トランプ大統領、教皇フランシスコへの非難が逆効果に
米国のドナルド・トランプ大統領は、イラン戦争への批判を続けるローマ教皇フランシスコに対し、ここ数週間にわたり激しい非難を繰り返してきた。中でも最も過激な発言として、教皇が「多くのカトリック信者を危険にさらしている」と主張した。
しかし、ワシントン・ポストが実施した最新の世論調査によると、トランプの主張は大きな反発を招いていることが明らかになった。大多数の米国人が教皇の平和主義を支持しており、トランプによる教皇と戦争への執拗な攻撃は、逆に支持を失う結果につながっている。
教皇の平和主義が圧倒的支持を獲得
同調査では、教皇フランシスコの平和主義に対する支持率が大幅に上昇。一方で、トランプの主張に対しては否定的な反応が目立ち、特に宗教的な立場からの批判が強まっている。
宗教学者のサラ・ポズナー氏(Talking Points Memo寄稿者、ポッドキャスト「Reign of Error」ホスト)は、この調査結果について以下のように分析する。

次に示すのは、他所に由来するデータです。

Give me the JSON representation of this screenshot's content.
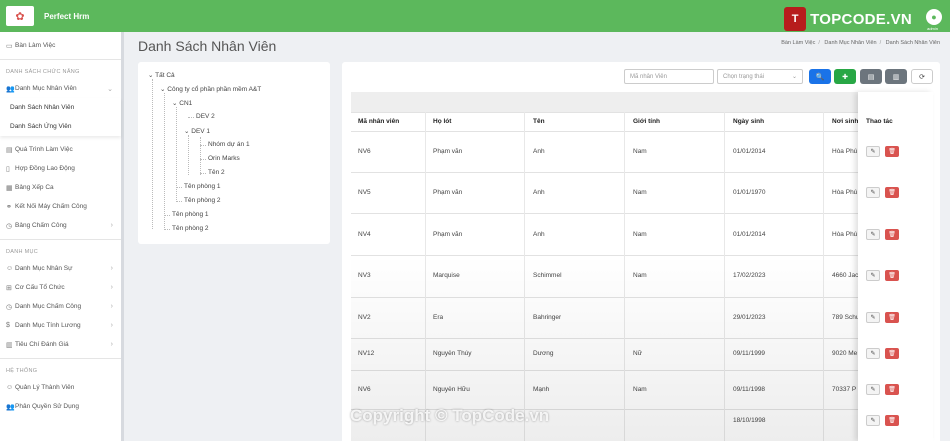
{
  "app": {
    "name": "Perfect Hrm",
    "user_label": "admin"
  },
  "brand": {
    "badge": "T",
    "text": "TOPCODE.VN"
  },
  "sidebar": {
    "top_item": "Bàn Làm Việc",
    "section1": "DANH SÁCH CHỨC NĂNG",
    "group": "Danh Mục Nhân Viên",
    "sub1": "Danh Sách Nhân Viên",
    "sub2": "Danh Sách Ứng Viên",
    "items": [
      "Quá Trình Làm Việc",
      "Hợp Đồng Lao Động",
      "Bảng Xếp Ca",
      "Kết Nối Máy Chấm Công",
      "Bảng Chấm Công"
    ],
    "section2": "DANH MỤC",
    "items2": [
      "Danh Mục Nhân Sự",
      "Cơ Cấu Tổ Chức",
      "Danh Mục Chấm Công",
      "Danh Mục Tính Lương",
      "Tiêu Chí Đánh Giá"
    ],
    "section3": "HỆ THỐNG",
    "items3": [
      "Quản Lý Thành Viên",
      "Phân Quyền Sử Dụng"
    ]
  },
  "page": {
    "title": "Danh Sách Nhân Viên"
  },
  "breadcrumb": [
    "Bàn Làm Việc",
    "Danh Mục Nhân Viên",
    "Danh Sách Nhân Viên"
  ],
  "tree": {
    "root": "Tất Cả",
    "company": "Công ty cổ phần phần mềm A&T",
    "cn1": "CN1",
    "dev2": "DEV 2",
    "dev1": "DEV 1",
    "n1": "Nhóm dự án 1",
    "n2": "Orin Marks",
    "n3": "Tên 2",
    "p1": "Tên phòng 1",
    "p2": "Tên phòng 2",
    "p3": "Tên phòng 1",
    "p4": "Tên phòng 2"
  },
  "filters": {
    "search_placeholder": "Mã nhân Viên",
    "status_placeholder": "Chọn trạng thái"
  },
  "table": {
    "headers": [
      "Mã nhân viên",
      "Họ lót",
      "Tên",
      "Giới tính",
      "Ngày sinh",
      "Nơi sinh",
      "Thao tác"
    ],
    "rows": [
      [
        "NV6",
        "Phạm văn",
        "Anh",
        "Nam",
        "01/01/2014",
        "Hòa Phú"
      ],
      [
        "NV5",
        "Phạm văn",
        "Anh",
        "Nam",
        "01/01/1970",
        "Hòa Phú"
      ],
      [
        "NV4",
        "Phạm văn",
        "Anh",
        "Nam",
        "01/01/2014",
        "Hòa Phú"
      ],
      [
        "NV3",
        "Marquise",
        "Schimmel",
        "Nam",
        "17/02/2023",
        "4660 Jac"
      ],
      [
        "NV2",
        "Era",
        "Bahringer",
        "",
        "29/01/2023",
        "789 Schu"
      ],
      [
        "NV12",
        "Nguyễn Thúy",
        "Dương",
        "Nữ",
        "09/11/1999",
        "9020 Me"
      ],
      [
        "NV6",
        "Nguyễn Hữu",
        "Mạnh",
        "Nam",
        "09/11/1998",
        "70337 P"
      ],
      [
        "",
        "",
        "",
        "",
        "18/10/1998",
        ""
      ]
    ]
  },
  "watermark": "Copyright © TopCode.vn"
}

「この世論調査は、一見するとトランプにとって不利な結果のように見えるが、実は米国社会における宗教的分断の深まりを浮き彫りにしている。白人福音派とカトリック信者の間で、トランプへの支持に明確な違いが生まれているのだ」
白人福音派とカトリックの分裂が露呈
ポズナー氏によると、トランプの「 MAGA(Make America Great Again)」イデオロギーは、教皇フランシスコを「悪の象徴」と位置づけ、あたかも精神的な戦いを挑むかのような発言を引き出しているという。
しかし、このような発言は、白人福音派の一部とカトリック信者の間に深い溝を生み出すだけでなく、トランプの政治的基盤をも揺るがすリスクを孕んでいる。
「トランプは、自身の支持層である白人福音派に対して、教皇との対立を煽ることで結束を図ろうとしている。しかし、カトリック信者の多くは、教皇の平和主義を支持しており、この対立は逆にトランプの支持率を下げる要因となっている」とポズナー氏は指摘する。
政治的な打撃につながる可能性
専門家は、トランプの教皇への攻撃が、今後の選挙戦に悪影響を及ぼす可能性が高いと警鐘を鳴らす。特に、カトリック票は米国の選挙において重要な位置を占めており、このような発言は票の流出を招くリスクがある。
「トランプは、自身の主張を正当化するために、教皇を攻撃することで支持を集めようとしているのかもしれない。しかし、その結果、多くのカトリック信者からの支持を失うことになり、選挙戦に大きな打撃を与える可能性がある」とポズナー氏は述べた。